Iraq intelligence failures

There certainly has been a lot of buzz about how the intelligence on Iraq was wrong. My view is that the critics are trying to have it both ways. on one hand, people are after the intelligence community for failing to pick up the signals about 9/11. There is a mountain of ambiguous intelligence data they sort through all the time. Pre-9/11 they probably were less aggressive about the analysis and didn't assume the worst case scenario.

Post 9/11, now the analysis tends to be different. They may assume more danger from data that is less clear. I knew that was going to happen when they announced the whole red/orange/yellow alert system post 9/11. No government official would hold back on releasing possible threat data. Nobody wants to have another 9.11 incident while the country is on "yellow" alert.

So in regards to Iraq, there were piles of ambigous data and pre-9.11 the intelligence community might not have assumed the worst possible scenarios. But after 9/11 there was no way in the world these intelligence people were going to risk getting caught off guard again.

Another issue that needs to be addressed is whether the Iraqis are better off without the Baathist regime or not? On the basis of their oppression of the people, would critics prefer that Hussein remain in power right now?

Back from Botswana

I was away in Botswana for a Habitat for Humanity project from June 26 to July 13. I hope to have a web travelogue up at my home page in August.

There are so many thoughts that run through my mind but all center around the question: how is my life different having gone through this experience?

Ironically, the question was posed directly by our safari guide on the last night of safari on July 10. He said, he takes Westerners out into the wilderness all the time and certainly they are excited to see the unique animals that make Africa special. But he often wonders: do they take home anything more from their visit to his country than just memories of wildlife? Have their lives been changed as a result?

I've been pondering that question since that night and it gnaws at me like a name I can't remember or an itch that I can't seem to scratch. If forced to, I suppose I could take some tentative cracks at answering it. And in the end, maybe as I think them over those tentative thoughts will be the legacy of my journey there.

My first thought was the dissonance I felt at building the home. On one hand, there was great satisfaction from watching an empty plot of land turn into a home in a period of eight days. The labor of our hands is honorable and serves a useful purpose for someone: the person and family that will occupy that home. But on the other hand, as we drove day in and day out to the work site, we could see so many ramshackle mud huts with thatched roofs that were in disrepair. It will take a long time and many more volunteers to make a dent in the housing problem in Serowe.
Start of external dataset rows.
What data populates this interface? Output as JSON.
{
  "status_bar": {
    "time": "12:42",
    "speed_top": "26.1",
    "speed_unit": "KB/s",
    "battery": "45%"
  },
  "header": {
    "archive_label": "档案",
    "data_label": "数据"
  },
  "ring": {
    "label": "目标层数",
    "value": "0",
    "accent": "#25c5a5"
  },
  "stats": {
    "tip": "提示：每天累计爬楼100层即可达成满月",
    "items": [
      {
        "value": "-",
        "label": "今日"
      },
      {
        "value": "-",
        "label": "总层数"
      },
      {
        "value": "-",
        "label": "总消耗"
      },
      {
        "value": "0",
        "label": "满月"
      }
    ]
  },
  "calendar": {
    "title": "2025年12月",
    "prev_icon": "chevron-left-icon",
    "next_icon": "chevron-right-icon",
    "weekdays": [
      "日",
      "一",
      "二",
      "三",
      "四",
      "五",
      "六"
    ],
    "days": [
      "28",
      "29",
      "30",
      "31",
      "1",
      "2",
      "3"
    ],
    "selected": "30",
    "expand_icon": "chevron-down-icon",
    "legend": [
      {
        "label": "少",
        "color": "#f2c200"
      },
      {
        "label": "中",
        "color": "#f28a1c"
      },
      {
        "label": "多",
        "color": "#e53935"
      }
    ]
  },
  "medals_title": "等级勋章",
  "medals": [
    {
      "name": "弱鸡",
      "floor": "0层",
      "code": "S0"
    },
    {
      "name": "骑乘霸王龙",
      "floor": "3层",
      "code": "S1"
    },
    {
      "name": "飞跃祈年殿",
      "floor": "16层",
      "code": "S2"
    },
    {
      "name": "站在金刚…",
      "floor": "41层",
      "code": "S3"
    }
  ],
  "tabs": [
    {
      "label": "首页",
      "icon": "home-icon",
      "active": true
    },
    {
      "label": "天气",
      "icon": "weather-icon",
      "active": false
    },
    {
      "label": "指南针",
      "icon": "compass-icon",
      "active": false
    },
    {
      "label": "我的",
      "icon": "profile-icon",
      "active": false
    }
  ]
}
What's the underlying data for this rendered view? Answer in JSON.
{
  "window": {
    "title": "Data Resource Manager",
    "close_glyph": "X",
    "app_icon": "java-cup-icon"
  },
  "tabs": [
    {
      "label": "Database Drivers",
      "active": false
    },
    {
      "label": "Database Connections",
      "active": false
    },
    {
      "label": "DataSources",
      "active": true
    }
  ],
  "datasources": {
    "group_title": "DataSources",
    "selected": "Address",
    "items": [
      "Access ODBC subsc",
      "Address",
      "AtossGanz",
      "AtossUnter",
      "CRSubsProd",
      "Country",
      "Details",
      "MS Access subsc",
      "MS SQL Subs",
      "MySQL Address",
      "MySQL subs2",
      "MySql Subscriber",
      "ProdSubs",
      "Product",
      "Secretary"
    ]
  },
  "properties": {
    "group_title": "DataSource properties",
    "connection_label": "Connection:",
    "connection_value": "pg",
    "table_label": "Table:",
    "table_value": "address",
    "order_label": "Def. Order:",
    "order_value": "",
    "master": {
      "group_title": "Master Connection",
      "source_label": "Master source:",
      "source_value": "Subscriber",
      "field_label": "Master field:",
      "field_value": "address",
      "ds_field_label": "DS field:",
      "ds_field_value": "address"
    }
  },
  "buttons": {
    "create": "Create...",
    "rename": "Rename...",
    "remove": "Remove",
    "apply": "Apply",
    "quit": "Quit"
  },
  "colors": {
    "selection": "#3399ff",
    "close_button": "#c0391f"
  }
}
This will always be the core emotional struggle of those who open their eyes and see the world's ills: the realization that as one person or one group of people, we can only do so much and the temptation is to dispair and to decide to ignore to ameliorate our despair.

I hope as a result of this trip I will never choose that path.

Our team leader put it this way in one of our heart-to-heart talks at night: yes, we are one group and we built one house, and so now there is one more house and we keep going and hope that more people will come alongside and maybe over time as more people care then maybe a tide will build and a difference will be made.